Guy Lafon est né à Paris le , et mort le 16 avril 2020 dans la même ville, lors de ce que l'on a appelé la première vague de l'épidémie de COVID. Prêtre catholique diocésain français, théologien et universitaire, il a enseigné la théologie dogmatique à l'Institut catholique de Paris entre 1968 et 1996. Il a aussi été l'aumônier de l'École normale supérieure de la rue d'Ulm de 1965 à 1979. À ce double titre, mais également comme professeur en classes préparatoires, il a pu rencontrer des générations d'intellectuels catholiques et de personnalités diverses du monde des arts, de la culture, de la vie politique ou économique. C'est un étudiant de la promotion de 1965, Charles de Lamberterie, membre de l'Académie des inscriptions et belles-lettres, qui rédige en 2021 la notice biographique de Guy Lafon dans la revue des anciens élèves de la rue d'Ulm, L'Archicube[1].
Biographie
Né dans le 14e arrondissement, Guy Lafon effectue sa scolarité au petit séminaire de Paris (à Charenton-le-Pont, au lieu-dit Conflans), notamment au moment où Marc-Armand Lallier en est le supérieur; là il rencontre des enseignants comme Pierre Veuillot, Émile Poulat. Il y obtient le baccalauréat en 1949, puis poursuit sa scolarité au lycée Henri-IV à Paris (1949-1952), où il prépare le concours de l'École normale supérieure de la rue d'Ulm, qu'il intègre en 1952. Entre octobre 1953 et février 1955, il est élu président de la Fédération Française des Étudiants catholiques[2]. C’est à ce titre qu’il fait connaissance avec l’aumônier national de ce mouvement, Paul-Joseph Schmitt, prêtre du diocèse de Metz[3]. Il obtient l'agrégation de lettres en 1955[4]. Après trois mois d'enseignement au lycée d'Amiens, dès la fin , il est incorporé pour un service militaire qui devait durer jusqu'en fin . C'est alors qu'il rejoint le séminaire des Carmes.

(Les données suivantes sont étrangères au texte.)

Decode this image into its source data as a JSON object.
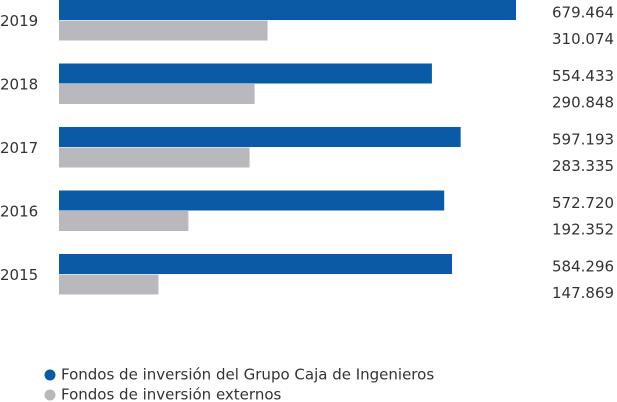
{
  "chart_data": {
    "type": "bar",
    "orientation": "horizontal",
    "categories": [
      "2019",
      "2018",
      "2017",
      "2016",
      "2015"
    ],
    "series": [
      {
        "name": "Fondos de inversión del Grupo Caja de Ingenieros",
        "color": "#0b5aa6",
        "values": [
          679464,
          554433,
          597193,
          572720,
          584296
        ],
        "value_labels": [
          "679.464",
          "554.433",
          "597.193",
          "572.720",
          "584.296"
        ]
      },
      {
        "name": "Fondos de inversión externos",
        "color": "#b9b9bd",
        "values": [
          310074,
          290848,
          283335,
          192352,
          147869
        ],
        "value_labels": [
          "310.074",
          "290.848",
          "283.335",
          "192.352",
          "147.869"
        ]
      }
    ]
  }
}
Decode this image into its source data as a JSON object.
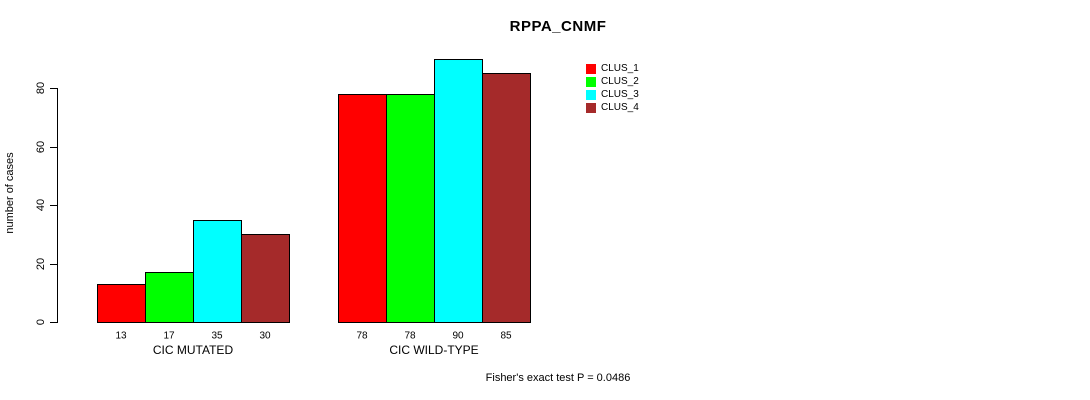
{
  "chart_data": {
    "type": "bar",
    "title": "RPPA_CNMF",
    "ylabel": "number of cases",
    "xlabel": "",
    "categories": [
      "CIC MUTATED",
      "CIC WILD-TYPE"
    ],
    "series": [
      {
        "name": "CLUS_1",
        "color": "#FF0000",
        "values": [
          13,
          78
        ]
      },
      {
        "name": "CLUS_2",
        "color": "#00FF00",
        "values": [
          17,
          78
        ]
      },
      {
        "name": "CLUS_3",
        "color": "#00FFFF",
        "values": [
          35,
          90
        ]
      },
      {
        "name": "CLUS_4",
        "color": "#A52A2A",
        "values": [
          30,
          85
        ]
      }
    ],
    "bar_value_labels": [
      [
        13,
        17,
        35,
        30
      ],
      [
        78,
        78,
        90,
        85
      ]
    ],
    "yticks": [
      0,
      20,
      40,
      60,
      80
    ],
    "ylim": [
      0,
      90
    ],
    "grid": false,
    "legend_position": "top-right",
    "annotation": "Fisher's exact test P = 0.0486"
  }
}
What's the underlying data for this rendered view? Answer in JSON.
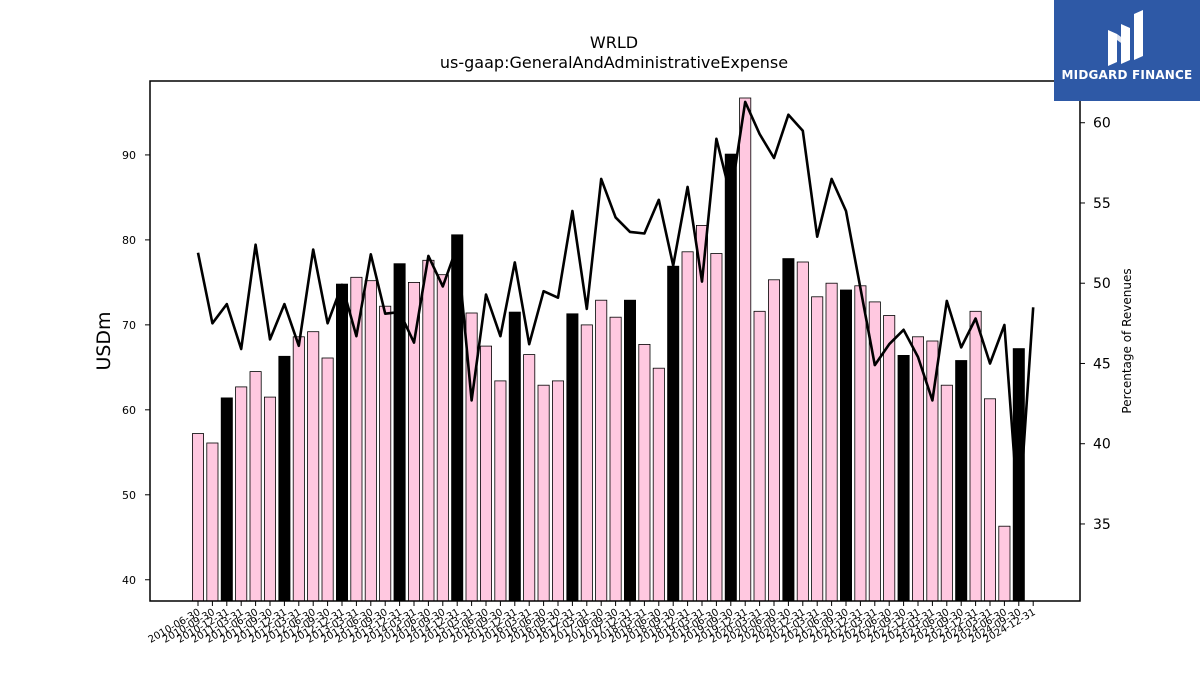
{
  "brand": {
    "name": "MIDGARD FINANCE",
    "bg_color": "#2e59a6"
  },
  "chart_data": {
    "type": "bar",
    "title": "WRLD",
    "subtitle": "us-gaap:GeneralAndAdministrativeExpense",
    "ylabel": "USDm",
    "y2label": "Percentage of Revenues",
    "ylim": [
      37.5,
      98.7
    ],
    "y2lim": [
      30.2,
      62.6
    ],
    "yticks": [
      40,
      50,
      60,
      70,
      80,
      90
    ],
    "y2ticks": [
      35,
      40,
      45,
      50,
      55,
      60
    ],
    "colors": {
      "quarter_bar": "#ffc8e0",
      "annual_bar": "#000000",
      "line": "#000000"
    },
    "categories": [
      "2010-06-30",
      "2010-09-30",
      "2010-12-31",
      "2011-03-31",
      "2011-06-30",
      "2011-09-30",
      "2011-12-31",
      "2012-03-31",
      "2012-06-30",
      "2012-09-30",
      "2012-12-31",
      "2013-03-31",
      "2013-06-30",
      "2013-09-30",
      "2013-12-31",
      "2014-03-31",
      "2014-06-30",
      "2014-09-30",
      "2014-12-31",
      "2015-03-31",
      "2015-06-30",
      "2015-09-30",
      "2015-12-31",
      "2016-03-31",
      "2016-06-30",
      "2016-09-30",
      "2016-12-31",
      "2017-03-31",
      "2017-06-30",
      "2017-09-30",
      "2017-12-31",
      "2018-03-31",
      "2018-06-30",
      "2018-09-30",
      "2018-12-31",
      "2019-03-31",
      "2019-06-30",
      "2019-09-30",
      "2019-12-31",
      "2020-03-31",
      "2020-06-30",
      "2020-09-30",
      "2020-12-31",
      "2021-03-31",
      "2021-06-30",
      "2021-09-30",
      "2021-12-31",
      "2022-03-31",
      "2022-06-30",
      "2022-09-30",
      "2022-12-31",
      "2023-03-31",
      "2023-06-30",
      "2023-09-30",
      "2023-12-31",
      "2024-03-31",
      "2024-06-30",
      "2024-09-30",
      "2024-12-31"
    ],
    "series": [
      {
        "kind": "bar",
        "values": [
          57.2,
          56.1,
          61.4,
          62.7,
          64.5,
          61.5,
          66.3,
          68.6,
          69.2,
          66.1,
          74.8,
          75.6,
          75.2,
          72.2,
          77.2,
          75.0,
          77.6,
          75.9,
          80.6,
          71.4,
          67.5,
          63.4,
          71.5,
          66.5,
          62.9,
          63.4,
          71.3,
          70.0,
          72.9,
          70.9,
          72.9,
          67.7,
          64.9,
          76.9,
          78.6,
          81.7,
          78.4,
          90.1,
          96.7,
          71.6,
          75.3,
          77.8,
          77.4,
          73.3,
          74.9,
          74.1,
          74.6,
          72.7,
          71.1,
          66.4,
          68.6,
          68.1,
          62.9,
          65.8,
          71.6,
          61.3,
          46.3,
          67.2,
          null
        ],
        "annual": [
          false,
          false,
          true,
          false,
          false,
          false,
          true,
          false,
          false,
          false,
          true,
          false,
          false,
          false,
          true,
          false,
          false,
          false,
          true,
          false,
          false,
          false,
          true,
          false,
          false,
          false,
          true,
          false,
          false,
          false,
          true,
          false,
          false,
          true,
          false,
          false,
          false,
          true,
          false,
          false,
          false,
          true,
          false,
          false,
          false,
          true,
          false,
          false,
          false,
          true,
          false,
          false,
          false,
          true,
          false,
          false,
          false,
          true,
          false
        ]
      },
      {
        "kind": "line",
        "axis": "right",
        "values": [
          51.9,
          47.5,
          48.7,
          45.9,
          52.4,
          46.5,
          48.7,
          46.1,
          52.1,
          47.5,
          49.9,
          46.7,
          51.8,
          48.1,
          48.2,
          46.3,
          51.7,
          49.8,
          52.3,
          42.7,
          49.3,
          46.7,
          51.3,
          46.2,
          49.5,
          49.1,
          54.5,
          48.4,
          56.5,
          54.1,
          53.2,
          53.1,
          55.2,
          51.1,
          56.0,
          50.1,
          59.0,
          55.4,
          61.3,
          59.3,
          57.8,
          60.5,
          59.5,
          52.9,
          56.5,
          54.5,
          49.7,
          44.9,
          46.2,
          47.1,
          45.4,
          42.7,
          48.9,
          46.0,
          47.8,
          45.0,
          47.4,
          35.3,
          48.5
        ]
      }
    ]
  }
}
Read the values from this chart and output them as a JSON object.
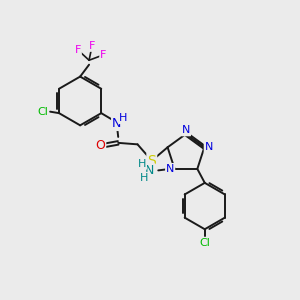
{
  "background_color": "#ebebeb",
  "figsize": [
    3.0,
    3.0
  ],
  "dpi": 100,
  "bond_color": "#1a1a1a",
  "bond_lw": 1.4,
  "atom_bg": "#ebebeb",
  "colors": {
    "C": "#1a1a1a",
    "N": "#0000dd",
    "O": "#dd0000",
    "S": "#cccc00",
    "F": "#ee00ee",
    "Cl": "#00bb00",
    "H": "#008888",
    "NH": "#008888"
  }
}
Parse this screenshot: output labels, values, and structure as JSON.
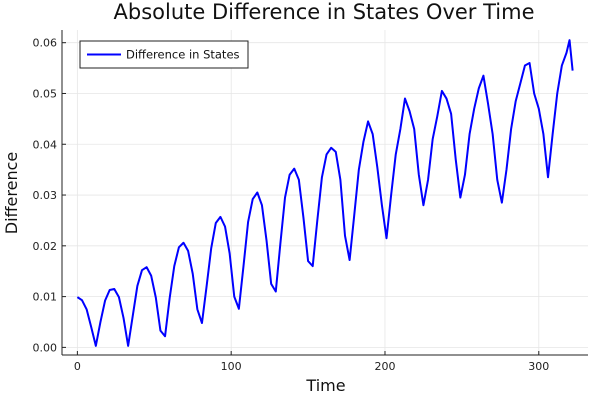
{
  "chart_data": {
    "type": "line",
    "title": "Absolute Difference in States Over Time",
    "xlabel": "Time",
    "ylabel": "Difference",
    "xlim": [
      -10,
      332
    ],
    "ylim": [
      -0.0015,
      0.0625
    ],
    "xticks": [
      0,
      100,
      200,
      300
    ],
    "yticks": [
      0.0,
      0.01,
      0.02,
      0.03,
      0.04,
      0.05,
      0.06
    ],
    "ytick_labels": [
      "0.00",
      "0.01",
      "0.02",
      "0.03",
      "0.04",
      "0.05",
      "0.06"
    ],
    "grid": true,
    "legend_position": "top-left",
    "series": [
      {
        "name": "Difference in States",
        "color": "#0000ff",
        "x": [
          0,
          3,
          6,
          9,
          12,
          15,
          18,
          21,
          24,
          27,
          30,
          33,
          36,
          39,
          42,
          45,
          48,
          51,
          54,
          57,
          60,
          63,
          66,
          69,
          72,
          75,
          78,
          81,
          84,
          87,
          90,
          93,
          96,
          99,
          102,
          105,
          108,
          111,
          114,
          117,
          120,
          123,
          126,
          129,
          132,
          135,
          138,
          141,
          144,
          147,
          150,
          153,
          156,
          159,
          162,
          165,
          168,
          171,
          174,
          177,
          180,
          183,
          186,
          189,
          192,
          195,
          198,
          201,
          204,
          207,
          210,
          213,
          216,
          219,
          222,
          225,
          228,
          231,
          234,
          237,
          240,
          243,
          246,
          249,
          252,
          255,
          258,
          261,
          264,
          267,
          270,
          273,
          276,
          279,
          282,
          285,
          288,
          291,
          294,
          297,
          300,
          303,
          306,
          309,
          312,
          315,
          318,
          320,
          322
        ],
        "values": [
          0.0099,
          0.0093,
          0.0075,
          0.004,
          0.0003,
          0.005,
          0.0092,
          0.0113,
          0.0115,
          0.0099,
          0.0058,
          0.0003,
          0.0062,
          0.0121,
          0.0152,
          0.0158,
          0.0141,
          0.0098,
          0.0033,
          0.0022,
          0.0097,
          0.016,
          0.0197,
          0.0206,
          0.019,
          0.0145,
          0.0075,
          0.0048,
          0.012,
          0.0195,
          0.0245,
          0.0257,
          0.0238,
          0.0185,
          0.01,
          0.0076,
          0.016,
          0.0247,
          0.0292,
          0.0305,
          0.028,
          0.021,
          0.0125,
          0.011,
          0.0205,
          0.0295,
          0.034,
          0.0352,
          0.033,
          0.0255,
          0.017,
          0.016,
          0.025,
          0.0335,
          0.038,
          0.0393,
          0.0385,
          0.033,
          0.022,
          0.0172,
          0.026,
          0.035,
          0.0405,
          0.0445,
          0.042,
          0.0355,
          0.028,
          0.0215,
          0.03,
          0.038,
          0.043,
          0.049,
          0.0465,
          0.043,
          0.034,
          0.028,
          0.033,
          0.041,
          0.0455,
          0.0505,
          0.049,
          0.046,
          0.037,
          0.0295,
          0.034,
          0.042,
          0.047,
          0.051,
          0.0535,
          0.048,
          0.042,
          0.033,
          0.0285,
          0.035,
          0.043,
          0.0485,
          0.052,
          0.0555,
          0.056,
          0.05,
          0.047,
          0.042,
          0.0335,
          0.042,
          0.05,
          0.0555,
          0.058,
          0.0605,
          0.0545
        ]
      }
    ]
  }
}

Guy Lafon a été marqué au cours de ses années de formation par la pensée de Pascal, de Bergson et par celle des phénoménologues français ainsi que par la réflexion éthique de Jean Nabert. Ces influences ont contribué à inspirer ses interventions lorsqu'il était aumônier des khâgnes parisiennes (1961-1965) et de l'École normale de la rue d'Ulm (1965-1979). Elles donnèrent leur couleur à son enseignement sur la Trinité et sur le Christ, quand il fut professeur au Séminaire Saint-Sulpice d'Issy-les-Moulineaux (1965-1968). Sous la direction d'Henri Bouillard[8], il prépara une thèse de théologie sur Le Temps, le Christ et Dieu. Introduction à une christologie réflexive, thèse qu'il soutint en 1969. Dans les mêmes années, entre 1968 et 1979, il est chapelain de Notre-Dame de Paris[9].
En 1968 encore, Guy Lafon fut appelé par le père Jean Daniélou à créer à la Faculté de théologie de l'Institut catholique de Paris un enseignement nommé Introduction au Mystère chrétien. Il s'agissait, en réponse aux vœux du récent Concile (Vatican II), de proposer pendant une année universitaire une vue d'ensemble de la théologie à des étudiants qui devaient en poursuivre l'étude pendant cinq ans encore, en même temps qu'ils s'engageraient dans un parcours philosophique. Peu d'années après, à la demande du père Liégé, nouveau doyen de la Faculté de théologie, Guy Lafon acceptait la charge d'enseigner, pendant un semestre annuel, ce qu'il devait nommer lui-même l'anthropologie théologale. Sous cette dénomination se trouvait rassemblé l'essentiel des anciens traités dits de « Théologie morale spéculative » (Création, Péché, Grâce, Fins dernières). Dans le même temps, et jusqu'en 1996, sur les mêmes sujets, Guy Lafon animait des séminaires de second cycle et de doctorat. Dans les années 1970 et 1980, il a également contribué à la formation de nombreux enseignants du cours de religion en Belgique, lors de cours ou de sessions de formation, tant à l’Université catholique de Louvain qu’à l’université de Namur.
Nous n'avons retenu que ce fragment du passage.